I opposed the Vietnam War from the very first, since the days of Eisenhower and John Foster Dulles. Most Presbyterians were proud that Dulles was a fellow church member, but I was not. My opposition to the war led me into more and more activism: protests, marches, sit-ins, teach-ins—I became known in town as the radical, hippie, Commie, even black (although I'm not an African American), angry young preacher.
Meanwhile I was reading and thinking, and finding myself not believing more and more of what I was supposed to be teaching. "Americans had better be hoping that there is not a just God," I thought. "What will happen to Albuquerque if peace breaks out?"
I attended a summer session at the Presbyterian Seminary in San Francisco. Thoughts I had been feeling guilty about thinking were pronounced aloud from the lectern. The relation of early Christianity to myth was spelled out, and parallel stories carefully read and compared. I was left with a kind of homemade gospel of human solidarity, but not much of a God. The doctrine of God became the crucial question for me. The doctrine of the church had never amounted to much in my thinking, and was long gone. I lasted only one more year, pretending one could continue to "bore from within." I found out that I, at least, could not.
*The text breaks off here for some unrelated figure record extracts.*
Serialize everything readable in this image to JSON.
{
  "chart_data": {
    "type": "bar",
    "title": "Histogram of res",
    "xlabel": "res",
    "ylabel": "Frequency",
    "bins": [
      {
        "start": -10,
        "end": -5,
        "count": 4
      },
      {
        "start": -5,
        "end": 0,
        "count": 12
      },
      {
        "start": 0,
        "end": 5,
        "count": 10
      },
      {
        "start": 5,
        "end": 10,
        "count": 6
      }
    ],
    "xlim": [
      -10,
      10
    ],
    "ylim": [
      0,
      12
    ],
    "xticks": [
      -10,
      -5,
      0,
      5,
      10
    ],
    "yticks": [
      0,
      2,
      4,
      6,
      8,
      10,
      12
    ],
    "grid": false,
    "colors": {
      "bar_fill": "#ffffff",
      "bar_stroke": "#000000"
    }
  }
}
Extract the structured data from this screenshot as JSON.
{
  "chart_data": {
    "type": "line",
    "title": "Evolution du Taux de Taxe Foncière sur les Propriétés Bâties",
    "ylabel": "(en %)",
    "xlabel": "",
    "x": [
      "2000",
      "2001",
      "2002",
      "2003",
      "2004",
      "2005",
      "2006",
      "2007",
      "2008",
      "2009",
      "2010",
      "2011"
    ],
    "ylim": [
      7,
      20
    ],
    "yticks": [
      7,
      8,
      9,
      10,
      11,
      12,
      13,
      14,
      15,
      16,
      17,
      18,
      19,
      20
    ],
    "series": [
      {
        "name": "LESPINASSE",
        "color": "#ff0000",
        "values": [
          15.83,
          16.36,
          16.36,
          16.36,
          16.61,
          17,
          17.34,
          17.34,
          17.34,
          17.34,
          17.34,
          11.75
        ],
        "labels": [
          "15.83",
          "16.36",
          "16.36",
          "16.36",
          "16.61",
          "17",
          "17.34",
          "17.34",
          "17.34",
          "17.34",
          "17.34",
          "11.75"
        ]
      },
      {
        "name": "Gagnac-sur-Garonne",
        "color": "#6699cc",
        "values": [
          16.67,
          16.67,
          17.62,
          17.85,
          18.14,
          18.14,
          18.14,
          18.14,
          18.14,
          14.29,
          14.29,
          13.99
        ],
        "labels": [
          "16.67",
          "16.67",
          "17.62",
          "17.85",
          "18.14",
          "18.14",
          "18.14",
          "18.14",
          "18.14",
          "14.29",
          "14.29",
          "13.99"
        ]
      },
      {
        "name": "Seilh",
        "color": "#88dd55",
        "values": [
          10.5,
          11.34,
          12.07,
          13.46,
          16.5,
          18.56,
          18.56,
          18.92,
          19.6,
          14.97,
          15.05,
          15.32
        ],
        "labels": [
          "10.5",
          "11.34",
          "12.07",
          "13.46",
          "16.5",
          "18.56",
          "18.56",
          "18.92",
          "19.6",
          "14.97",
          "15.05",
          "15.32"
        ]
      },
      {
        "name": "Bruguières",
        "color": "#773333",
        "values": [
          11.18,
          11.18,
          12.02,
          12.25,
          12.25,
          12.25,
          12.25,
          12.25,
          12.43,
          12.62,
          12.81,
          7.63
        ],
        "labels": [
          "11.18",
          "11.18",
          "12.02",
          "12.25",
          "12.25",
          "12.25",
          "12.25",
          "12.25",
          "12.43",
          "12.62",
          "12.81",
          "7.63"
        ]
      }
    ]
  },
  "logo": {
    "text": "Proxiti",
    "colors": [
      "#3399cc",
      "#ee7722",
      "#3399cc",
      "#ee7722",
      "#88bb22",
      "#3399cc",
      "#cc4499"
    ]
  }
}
I found myself outside the institution—starved out by a non-supportive congregation. That part was hardly any wonder. I was sliding through the history of Protestant theology, and exposing it to the people, or them to it. I noticed again that most pastors did not do that. Neo-conservative, liberal, social gospel, demythologization, remythologization—it was all too much, too fast. Parishioners complained, very candidly, "We don't want to hear about the prophets and their message for our time. We want comfort!" That particular statement came from a woman whose son was at that very time giving himself cancer by dumping Agent Orange on the rain forests and the peoples of Vietnam. What comfort could I give?
It was hopeless. I had found the God-is-dead theology during that summer in San Francisco. I preached it, lectured about it, including on local TV, and became known as the local God-is-dead theologian. Actually, the more famous God-is-dead theologians (Altizer, Hamilton, Vahanian) puzzled me. I took the key phrase to mean, "What we thought was God, isn't. What we were worshipping is an idol made by us. That God is dead." But those guys seemed to be saying, and meaning literally somehow, that the sovereign God who made heaven and earth and ruled all things had put in and died and that we should have a funeral. I was as puzzled as anybody, really, but one phrase from Hamilton was not puzzling: "The faith is flawed, but the love is not." I coasted for a little while on love, and then found myself outside, and more alone than I had ever been.